Let’s start with a glass container. As always, don’t forget to scout out thrift or dollar stores for a bargain. There’s always a wide variety of goodies in both stores with great price tags.

 Here’s where the project gets fun. The base of this lantern is constructed with Jenga tiles glued to the glass container base. I started by laying the tiles around the glass to check spacing and placement. I found that the size of wood Jenga tiles is perfect and the tiles don’t require a ton of sanding.

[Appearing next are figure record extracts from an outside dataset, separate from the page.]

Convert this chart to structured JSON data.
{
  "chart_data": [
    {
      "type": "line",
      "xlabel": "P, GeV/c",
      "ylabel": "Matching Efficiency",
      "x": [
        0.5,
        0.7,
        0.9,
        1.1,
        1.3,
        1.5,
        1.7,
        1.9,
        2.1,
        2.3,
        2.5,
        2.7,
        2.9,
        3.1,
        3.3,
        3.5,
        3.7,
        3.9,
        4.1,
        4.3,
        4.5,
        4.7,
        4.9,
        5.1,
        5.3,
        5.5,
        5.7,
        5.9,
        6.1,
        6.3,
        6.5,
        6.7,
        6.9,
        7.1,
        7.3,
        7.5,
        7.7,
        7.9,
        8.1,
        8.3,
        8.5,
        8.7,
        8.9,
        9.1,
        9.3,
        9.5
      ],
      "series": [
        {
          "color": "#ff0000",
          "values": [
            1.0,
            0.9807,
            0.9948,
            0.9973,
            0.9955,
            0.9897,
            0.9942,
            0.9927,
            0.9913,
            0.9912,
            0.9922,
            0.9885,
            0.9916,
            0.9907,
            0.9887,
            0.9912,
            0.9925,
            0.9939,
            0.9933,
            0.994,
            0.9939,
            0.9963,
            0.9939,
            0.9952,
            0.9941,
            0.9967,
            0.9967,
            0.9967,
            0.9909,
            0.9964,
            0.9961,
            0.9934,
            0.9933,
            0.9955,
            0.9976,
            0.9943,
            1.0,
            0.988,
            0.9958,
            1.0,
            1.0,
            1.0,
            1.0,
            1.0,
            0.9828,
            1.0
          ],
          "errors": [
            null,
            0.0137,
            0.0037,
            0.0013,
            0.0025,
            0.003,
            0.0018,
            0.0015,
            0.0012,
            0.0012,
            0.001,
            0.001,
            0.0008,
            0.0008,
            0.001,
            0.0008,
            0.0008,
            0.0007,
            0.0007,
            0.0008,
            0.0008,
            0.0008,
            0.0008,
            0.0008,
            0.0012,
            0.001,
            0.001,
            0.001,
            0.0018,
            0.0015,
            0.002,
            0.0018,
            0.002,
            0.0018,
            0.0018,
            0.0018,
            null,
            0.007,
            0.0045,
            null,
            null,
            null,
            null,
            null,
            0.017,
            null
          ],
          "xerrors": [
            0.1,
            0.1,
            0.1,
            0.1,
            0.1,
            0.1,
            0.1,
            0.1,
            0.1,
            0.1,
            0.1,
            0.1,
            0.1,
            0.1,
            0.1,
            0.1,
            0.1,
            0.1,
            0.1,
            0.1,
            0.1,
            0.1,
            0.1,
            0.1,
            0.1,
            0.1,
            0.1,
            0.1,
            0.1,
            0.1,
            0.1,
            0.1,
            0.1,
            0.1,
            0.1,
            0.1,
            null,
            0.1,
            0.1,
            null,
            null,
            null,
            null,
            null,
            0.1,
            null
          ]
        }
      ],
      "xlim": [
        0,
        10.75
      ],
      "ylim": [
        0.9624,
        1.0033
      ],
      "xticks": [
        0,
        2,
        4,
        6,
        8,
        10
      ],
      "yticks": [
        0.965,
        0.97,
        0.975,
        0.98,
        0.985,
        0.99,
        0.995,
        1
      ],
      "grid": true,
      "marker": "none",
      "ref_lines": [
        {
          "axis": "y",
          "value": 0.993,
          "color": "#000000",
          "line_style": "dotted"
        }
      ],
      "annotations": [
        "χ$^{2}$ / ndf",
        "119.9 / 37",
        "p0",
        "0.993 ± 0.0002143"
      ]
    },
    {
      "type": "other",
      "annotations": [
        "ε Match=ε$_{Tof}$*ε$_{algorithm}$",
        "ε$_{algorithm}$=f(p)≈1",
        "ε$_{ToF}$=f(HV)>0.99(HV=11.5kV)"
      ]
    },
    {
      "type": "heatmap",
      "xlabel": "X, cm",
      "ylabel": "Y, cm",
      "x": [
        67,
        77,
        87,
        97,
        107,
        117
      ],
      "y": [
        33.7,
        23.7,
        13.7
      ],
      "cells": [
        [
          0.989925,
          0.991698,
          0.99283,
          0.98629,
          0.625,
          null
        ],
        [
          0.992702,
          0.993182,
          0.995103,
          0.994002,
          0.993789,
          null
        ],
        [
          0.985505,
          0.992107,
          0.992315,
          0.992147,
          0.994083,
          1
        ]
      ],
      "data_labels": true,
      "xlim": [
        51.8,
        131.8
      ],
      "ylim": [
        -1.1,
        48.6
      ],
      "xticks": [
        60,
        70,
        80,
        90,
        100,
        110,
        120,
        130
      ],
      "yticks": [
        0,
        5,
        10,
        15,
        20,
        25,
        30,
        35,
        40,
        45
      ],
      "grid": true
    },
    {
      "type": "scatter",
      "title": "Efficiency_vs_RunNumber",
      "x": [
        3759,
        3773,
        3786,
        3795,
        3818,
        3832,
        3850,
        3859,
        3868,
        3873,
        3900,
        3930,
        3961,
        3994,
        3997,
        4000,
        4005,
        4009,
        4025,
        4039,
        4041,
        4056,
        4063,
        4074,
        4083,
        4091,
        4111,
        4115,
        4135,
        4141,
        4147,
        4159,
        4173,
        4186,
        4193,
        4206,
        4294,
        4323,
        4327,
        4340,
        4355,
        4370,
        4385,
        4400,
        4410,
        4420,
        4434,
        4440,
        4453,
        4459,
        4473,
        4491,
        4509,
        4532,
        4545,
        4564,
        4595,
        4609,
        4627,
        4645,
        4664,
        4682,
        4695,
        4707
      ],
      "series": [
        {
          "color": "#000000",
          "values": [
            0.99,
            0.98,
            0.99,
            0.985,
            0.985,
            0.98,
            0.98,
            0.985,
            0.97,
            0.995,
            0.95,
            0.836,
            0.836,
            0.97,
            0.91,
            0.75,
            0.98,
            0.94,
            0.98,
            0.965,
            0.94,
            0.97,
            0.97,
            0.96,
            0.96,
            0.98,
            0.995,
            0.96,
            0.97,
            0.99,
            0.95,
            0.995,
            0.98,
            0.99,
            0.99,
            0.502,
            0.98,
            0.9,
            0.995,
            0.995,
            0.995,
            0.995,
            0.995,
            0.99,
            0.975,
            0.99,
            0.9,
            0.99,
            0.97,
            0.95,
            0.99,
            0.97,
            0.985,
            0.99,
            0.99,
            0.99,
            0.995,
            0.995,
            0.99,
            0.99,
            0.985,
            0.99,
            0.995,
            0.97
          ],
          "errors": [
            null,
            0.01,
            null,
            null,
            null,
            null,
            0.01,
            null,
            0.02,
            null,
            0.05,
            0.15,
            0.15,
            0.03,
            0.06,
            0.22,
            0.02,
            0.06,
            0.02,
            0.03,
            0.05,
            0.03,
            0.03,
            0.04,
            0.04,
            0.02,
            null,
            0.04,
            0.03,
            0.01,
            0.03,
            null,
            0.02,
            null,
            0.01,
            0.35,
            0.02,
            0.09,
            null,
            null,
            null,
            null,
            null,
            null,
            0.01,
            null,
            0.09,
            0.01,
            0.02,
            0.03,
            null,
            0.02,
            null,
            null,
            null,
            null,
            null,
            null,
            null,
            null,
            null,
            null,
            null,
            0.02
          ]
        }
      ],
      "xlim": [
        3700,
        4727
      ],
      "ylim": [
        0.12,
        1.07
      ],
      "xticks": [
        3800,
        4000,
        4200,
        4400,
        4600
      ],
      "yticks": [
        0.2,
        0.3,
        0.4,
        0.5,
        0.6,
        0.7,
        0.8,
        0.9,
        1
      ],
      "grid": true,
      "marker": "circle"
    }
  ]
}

 Using a bricklaying method, I started placing my first row around the base of the container, again to practice spacing. For the second row, I centered the tile over the middle of a joint on the first row, repeating the row all the way around. I continued this process, staggering the tiles with each new row. I completed my lantern midway through the glass container so I would still be able to see the glow of my candle and some of the glass, but feel free to take the tiles all the way to the top of the glass. It’s simply personal preference.

The very top row will be a cap row. Instead of placing the tile on its side, lay these “cap” tiles flat on existing rows. Once I knew how many tiles my project would use, I sanded the Jenga logo from one side of the cap tiles. Because I am staining these tiles, I don't want it to show through. Don’t feel like staining? This project looks just as nice with a natural tile look.


To stain, I put a half cup of stain in a disposable roasting pan. I let it sit a couple minutes and then flipped the tiles and waited the same amount of time. Once done, I removed the tiles from the stain and placed them on a paper towel to rub off the excess. After I was done, I separated out each tile to dry for up to 24 hours. I then poured the remaining stain from the pan back into the stain jar.

Once the dry time was over, it was time to heat up the glue gun. I placed all my tiles row by row adding glue to the back of the tile to secure to the glass container. On the first row, I placed the glue on the back side of the tile where it touches the glass. The second row, I placed glue on the back where it touches the glass and on the bottom where it touches the first row.  The other rows I put the glue at the bottom of each tile where it touches the previous row of tile. For the cap row I placed the glue on the side touching the glass and the flat side touching the previous row of tile.

 Once the gluing was complete, all I needed was to add my candle and head outside to enjoy it. Summer nights will now have a little extra flair thanks to these candle holders that don’t break the bank. It’s the little things!